Um homem de 30 anos foi constituído arguido pela Guarda Nacional Republicana (GNR), através da Unidade Nacional de Trânsito (UNT) e do Destacamento de Trânsito do Carregado, por suspeitas da prática dos crimes de falsificação de notação técnica, falsidade informática e falsificação de documentos. A ação decorreu no dia 30 de junho, na sequência de um acidente rodoviário ocorrido no Itinerário Complementar n.º 2 (IC2), ao quilómetro 61, na freguesia de Alcoentre, concelho de Azambuja.

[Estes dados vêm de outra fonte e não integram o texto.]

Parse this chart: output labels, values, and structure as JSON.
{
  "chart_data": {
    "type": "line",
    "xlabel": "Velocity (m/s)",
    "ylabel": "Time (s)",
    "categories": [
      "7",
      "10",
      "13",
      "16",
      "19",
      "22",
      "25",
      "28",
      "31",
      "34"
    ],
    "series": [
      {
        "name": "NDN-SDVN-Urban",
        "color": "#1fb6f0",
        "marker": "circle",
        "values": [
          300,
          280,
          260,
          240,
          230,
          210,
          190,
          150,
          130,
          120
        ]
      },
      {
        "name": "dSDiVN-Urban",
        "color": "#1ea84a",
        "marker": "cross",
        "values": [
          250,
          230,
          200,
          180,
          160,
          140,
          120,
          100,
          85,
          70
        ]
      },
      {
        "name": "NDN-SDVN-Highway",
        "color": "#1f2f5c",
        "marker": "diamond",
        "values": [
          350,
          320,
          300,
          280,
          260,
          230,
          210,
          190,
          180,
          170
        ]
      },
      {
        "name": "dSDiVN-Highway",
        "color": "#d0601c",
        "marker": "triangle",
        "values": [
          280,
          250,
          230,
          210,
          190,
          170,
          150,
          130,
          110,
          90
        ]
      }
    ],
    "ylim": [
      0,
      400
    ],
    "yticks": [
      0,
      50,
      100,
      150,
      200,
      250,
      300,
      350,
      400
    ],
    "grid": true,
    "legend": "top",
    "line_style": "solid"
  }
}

Segundo a GNR, em note enviada ao SINTRA NOTÍCIAS, a intervenção teve origem numa colisão traseira entre um veículo ligeiro de mercadorias e um veículo pesado de mercadorias. Durante a fiscalização efetuada no local, os militares verificaram que o tacógrafo do veículo pesado não tinha qualquer cartão tacográfico inserido.
A análise técnica aos dados registados pelo aparelho permitiu apurar que, poucos minutos antes da chegada das autoridades, tinha sido retirado um cartão tacográfico pertencente à entidade patronal do condutor e não ao próprio motorista.
Durante a fiscalização, o cartão foi encontrado ocultado na posse do suspeito, tendo sido apreendido.
De acordo com a investigação, o condutor utilizava indevidamente o cartão da empresa para gerar registos eletrónicos não genuínos com relevância jurídica, alterando os dados relativos aos tempos de condução, pausas e períodos de descanso, comprometendo a fiabilidade da informação registada pelo tacógrafo.
No decorrer da ação, a GNR verificou ainda que o veículo pesado circulava com a matrícula cancelada. Foi igualmente apresentado, em formato digital, um documento comprovativo do seguro de responsabilidade civil, aparentemente emitido por uma seguradora francesa, que apresentava indícios de falsificação. As diligências posteriores confirmaram que o veículo não possuía seguro de responsabilidade civil válido.
A investigação contou com o apoio do Núcleo de Investigação de Crimes em Acidentes de Viação, que localizou nas instalações da entidade patronal o cartão tacográfico pessoal do condutor, cuja utilização tinha sido substituída pelo cartão pertencente à empresa.
A Guarda Nacional Republicana alerta que estas práticas:
A utilização indevida de cartões tacográficos constitui uma das formas mais graves de manipulação dos aparelhos de controlo, permitindo produzir registos eletrónicos não genuínos com relevância jurídica, ocultar infrações aos tempos de condução e repouso e comprometer a eficácia dos mecanismos europeus de fiscalização do transporte rodoviário.
- – Comprometem a autenticidade e fiabilidade dos registos produzidos pelo tacógrafo.
- – Permitem ocultar infrações à regulamentação social europeia relativa aos tempos de condução e repouso.
- – Potenciam situações de fadiga na condução, aumentando significativamente o risco de acidentes rodoviários.
- – Favorecem práticas desleais no setor dos transportes e comprometem a concorrência leal entre operadores.
A Unidade Nacional de Trânsito reafirma o seu compromisso com o combate à criminalidade cometida em ambiente rodoviário, através de uma fiscalização técnica especializada, sustentada na análise dos dados, na utilização de tecnologia avançada e na formação certificada dos seus agentes de controlo, contribuindo para a proteção da vida humana, para a segurança rodoviária e para a promoção da concorrência leal no setor dos transportes.